L'académicien Xhevdet Xhafa, dans la lettre lue lors de la commémoration, a rappelé son collègue.
"C'était un homme extraordinaire et une figure d'une grande influence dans nos vies. Sa perte est un coup dur pour nous tous. Rexhepi était un homme unique, doté d’un profond amour pour les gens et d’un désir exceptionnel d’aider les autres. Je me souviens avec gratitude des beaux moments que nous avons passés ensemble et j'apprécie profondément son engagement envers les évolutions et les valeurs qu'il représentait.
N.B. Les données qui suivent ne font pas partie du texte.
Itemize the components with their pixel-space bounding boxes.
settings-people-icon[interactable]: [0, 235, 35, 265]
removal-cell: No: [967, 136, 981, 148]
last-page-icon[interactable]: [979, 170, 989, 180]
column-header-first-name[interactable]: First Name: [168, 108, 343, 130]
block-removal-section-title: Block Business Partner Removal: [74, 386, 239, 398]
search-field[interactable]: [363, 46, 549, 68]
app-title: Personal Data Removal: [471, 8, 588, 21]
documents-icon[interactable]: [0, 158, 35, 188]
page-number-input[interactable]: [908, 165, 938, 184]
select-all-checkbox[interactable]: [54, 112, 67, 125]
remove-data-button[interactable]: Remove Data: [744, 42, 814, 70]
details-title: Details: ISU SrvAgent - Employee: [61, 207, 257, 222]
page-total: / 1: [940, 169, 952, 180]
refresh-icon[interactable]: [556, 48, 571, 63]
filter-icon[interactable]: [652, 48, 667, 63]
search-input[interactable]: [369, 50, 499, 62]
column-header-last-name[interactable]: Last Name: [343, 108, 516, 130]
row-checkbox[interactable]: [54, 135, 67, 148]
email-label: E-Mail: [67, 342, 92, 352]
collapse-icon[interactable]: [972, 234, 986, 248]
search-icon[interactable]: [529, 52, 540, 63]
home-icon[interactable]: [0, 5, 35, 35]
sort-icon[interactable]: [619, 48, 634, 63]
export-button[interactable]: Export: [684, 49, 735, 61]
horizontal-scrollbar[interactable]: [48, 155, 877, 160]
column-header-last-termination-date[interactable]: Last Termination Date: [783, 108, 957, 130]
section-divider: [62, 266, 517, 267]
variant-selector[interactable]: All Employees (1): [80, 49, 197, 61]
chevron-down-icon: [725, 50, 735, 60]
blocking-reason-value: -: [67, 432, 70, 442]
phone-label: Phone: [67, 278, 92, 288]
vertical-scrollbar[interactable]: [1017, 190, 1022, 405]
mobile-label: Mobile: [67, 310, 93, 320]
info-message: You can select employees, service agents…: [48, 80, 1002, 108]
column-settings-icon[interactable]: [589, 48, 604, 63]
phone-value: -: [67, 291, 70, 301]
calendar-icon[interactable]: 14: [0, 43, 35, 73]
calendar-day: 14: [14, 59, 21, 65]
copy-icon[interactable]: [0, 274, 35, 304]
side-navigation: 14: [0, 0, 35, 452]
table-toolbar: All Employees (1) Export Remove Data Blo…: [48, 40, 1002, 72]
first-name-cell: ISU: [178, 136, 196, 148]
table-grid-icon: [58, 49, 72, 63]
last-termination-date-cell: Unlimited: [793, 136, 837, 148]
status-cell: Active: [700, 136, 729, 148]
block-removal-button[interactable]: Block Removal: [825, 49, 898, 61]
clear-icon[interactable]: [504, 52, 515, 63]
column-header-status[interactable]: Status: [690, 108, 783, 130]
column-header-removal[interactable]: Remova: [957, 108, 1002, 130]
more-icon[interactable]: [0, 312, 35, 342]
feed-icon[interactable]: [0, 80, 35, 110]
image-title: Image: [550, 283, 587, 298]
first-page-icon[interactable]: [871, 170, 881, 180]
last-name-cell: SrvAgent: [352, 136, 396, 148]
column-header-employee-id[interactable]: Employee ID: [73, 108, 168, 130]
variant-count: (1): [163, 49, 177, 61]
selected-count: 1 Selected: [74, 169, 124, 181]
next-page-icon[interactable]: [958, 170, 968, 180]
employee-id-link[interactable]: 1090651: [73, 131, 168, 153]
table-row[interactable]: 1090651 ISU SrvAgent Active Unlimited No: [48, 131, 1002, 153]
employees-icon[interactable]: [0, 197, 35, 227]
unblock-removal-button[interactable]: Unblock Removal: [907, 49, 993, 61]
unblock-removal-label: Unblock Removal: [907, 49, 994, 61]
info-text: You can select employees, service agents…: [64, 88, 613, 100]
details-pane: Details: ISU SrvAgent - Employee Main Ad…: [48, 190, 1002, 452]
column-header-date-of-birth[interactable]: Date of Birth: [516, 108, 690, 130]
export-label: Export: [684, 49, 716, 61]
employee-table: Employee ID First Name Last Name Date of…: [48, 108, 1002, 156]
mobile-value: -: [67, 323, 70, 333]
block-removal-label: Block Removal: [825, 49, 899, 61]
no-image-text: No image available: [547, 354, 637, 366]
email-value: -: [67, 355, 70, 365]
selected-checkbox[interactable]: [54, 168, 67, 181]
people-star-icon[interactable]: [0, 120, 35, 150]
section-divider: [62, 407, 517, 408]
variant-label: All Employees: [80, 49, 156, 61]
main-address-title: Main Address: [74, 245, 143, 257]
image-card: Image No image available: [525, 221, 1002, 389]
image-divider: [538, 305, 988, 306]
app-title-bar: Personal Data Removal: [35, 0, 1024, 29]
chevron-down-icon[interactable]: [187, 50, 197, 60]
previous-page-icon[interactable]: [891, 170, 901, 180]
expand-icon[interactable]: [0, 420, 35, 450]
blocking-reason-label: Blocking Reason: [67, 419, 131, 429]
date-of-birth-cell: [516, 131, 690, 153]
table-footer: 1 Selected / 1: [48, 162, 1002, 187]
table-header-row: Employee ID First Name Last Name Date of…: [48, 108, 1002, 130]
Il a laissé une marque indélébile sur notre communauté et il restera dans la mémoire de tous avec honneur et respect", a déclaré l'académicien Xhafa. Il a écrit que les pertes sont toujours difficiles et il sait que les mots ne peuvent pas soulager la douleur. "Rexhep nous manquera beaucoup, mais son héritage et son influence continueront d'être notre inspiration. Nous lui rendrons hommage pour tout ce qu'il a fait et nous préserverons son précieux souvenir", a écrit l'éminent peintre.
Au nom de la famille Ferri, l'archéologue Naser Ferri s'est adressé aux participants. Il décrit surtout son cousin comme un grand intellectuel, un créateur rare dans divers domaines de l'art, un homme à l'âme blanche, un collègue respecté, un mari dévoué et un parfait père de famille.

"Au nom de la famille Ferri, je remercie toutes les personnes présentes pour leur soutien et leurs condoléances afin d'atténuer notre douleur. Avec la mort de Rexhep Ferri, la famille a perdu le pilier et le pivot près duquel toute la famille se rassemblait, alors que la culture albanaise est plus pauvre pour un grand créateur", a-t-il déclaré devant le public.
Les discours ont laissé place aux hommages et aux notes dans le livre de deuil. Dans le hall de l'Académie des sciences et des arts du Kosovo, une musique de violon classique aux tonalités funéraires accompagnait les participants qui rendaient hommage au défunt peintre. En tant que peintre, il s'est toujours fait un nom parmi ceux qui furent parmi les premiers à laisser leur empreinte par le pinceau dans ces contrées. Un des morceaux les plus heavy, où se croisent mythes, légendes, histoire et rêves. Et malgré toute sa créativité, Rexhep Ferri était classé parmi les intellectuels identitaires.